According to researchers at Cincinnati Children's Hospital, infants of parents who snore are three times as likely to snore themselves when compared to infants whose parents don't snore. They also found that children who have a tendency to develop allergies and asthma (atopy) also have a higher likelihood of being snorers.

African-American children seem to have the highest likelihood of being chronic snorers.

Problems with breathing during sleep (for infants) have often been associated with learning difficulties later in life - as well as heart disease and metabolic disorders.

The researchers studied 681 children, 45% girls, 80% white, who were just over one year old. Their parents were atopic. The parents filled in questionnaires - the aim was to see whether there was a link between parental snoring and infant snoring, whether the child was also atopic and also whether the infant was exposed to second hand smoke. Blood samples were taken from the infants to assess their allergies (what type).
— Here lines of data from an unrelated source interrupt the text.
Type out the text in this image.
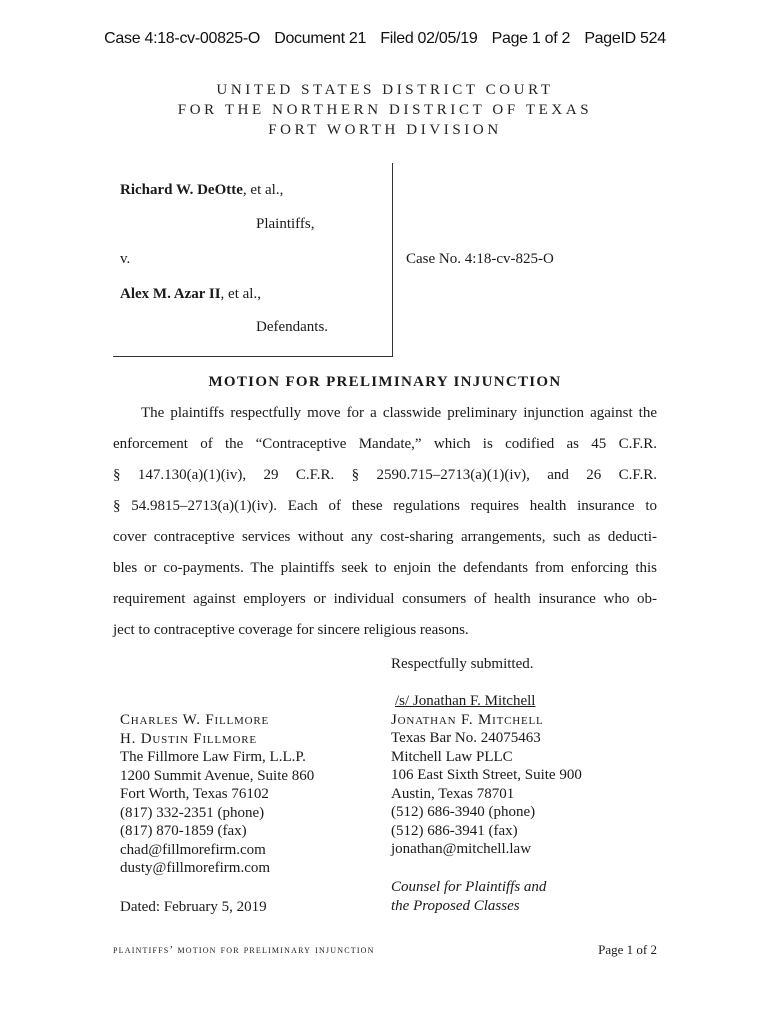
Case 4:18-cv-00825-O Document 21 Filed 02/05/19 Page 1 of 2 PageID 524
UNITED STATES DISTRICT COURT
FOR THE NORTHERN DISTRICT OF TEXAS
FORT WORTH DIVISION
Richard W. DeOtte, et al.,
Plaintiffs,
v.
Alex M. Azar II, et al.,
Defendants.
Case No. 4:18-cv-825-O
MOTION FOR PRELIMINARY INJUNCTION
The plaintiffs respectfully move for a classwide preliminary injunction against the
enforcement of the “Contraceptive Mandate,” which is codified as 45 C.F.R.
§ 147.130(a)(1)(iv), 29 C.F.R. § 2590.715–2713(a)(1)(iv), and 26 C.F.R.
§ 54.9815–2713(a)(1)(iv). Each of these regulations requires health insurance to
cover contraceptive services without any cost-sharing arrangements, such as deducti-
bles or co-payments. The plaintiffs seek to enjoin the defendants from enforcing this
requirement against employers or individual consumers of health insurance who ob-
ject to contraceptive coverage for sincere religious reasons.
Respectfully submitted.
/s/ Jonathan F. Mitchell
Jonathan F. Mitchell
Texas Bar No. 24075463
Mitchell Law PLLC
106 East Sixth Street, Suite 900
Austin, Texas 78701
(512) 686-3940 (phone)
(512) 686-3941 (fax)
jonathan@mitchell.law
Charles W. Fillmore
H. Dustin Fillmore
The Fillmore Law Firm, L.L.P.
1200 Summit Avenue, Suite 860
Fort Worth, Texas 76102
(817) 332-2351 (phone)
(817) 870-1859 (fax)
chad@fillmorefirm.com
dusty@fillmorefirm.com
Counsel for Plaintiffs and
the Proposed Classes
Dated: February 5, 2019
plaintiffs’ motion for preliminary injunction	Page 1 of 2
You can read about this study in the journal Chest.

20% of the mothers and 46% of the fathers were habitual snorers (in this study). A habitual snorer is someone who snores three or more times a week. The incidence of snoring among infants who had at least one parent who was a habitual snorer was three times greater than infants whose parents did not snore. Atopic children were twice as likely to be habitual snorers than those who were not atopic.

The researchers did not find a link between passive smoking and infant snoring.

Dr. Maninder Kalra, from the Cincinnati Children's Hospital Medical Center and lead researcher, said early intervention can save the lives of many infants.

Snorers airflow can become disrupted at the back of the mouth and nose. The throat and tongue vibrate against parts of the roof of the mouth and produce the snoring sound. People with allergies (nasal), infections, tonsil and adenoid problems can have problems with snoring. Also people with structural irregularities in the nose and throat area can have problems.

Treatment can vary from surgery, laser and radio-wave treatment. Some nasal masks can also help. Some snorers find that losing weight helps. Others have benefited by refraining from consuming alcohol or sleep inducing drugs before bedtime. A large number of mild snorers find that if they sleep on their sides they tend to snore less frequently.

According to another recent study, obese women are much more likely to snore than women who are not obese.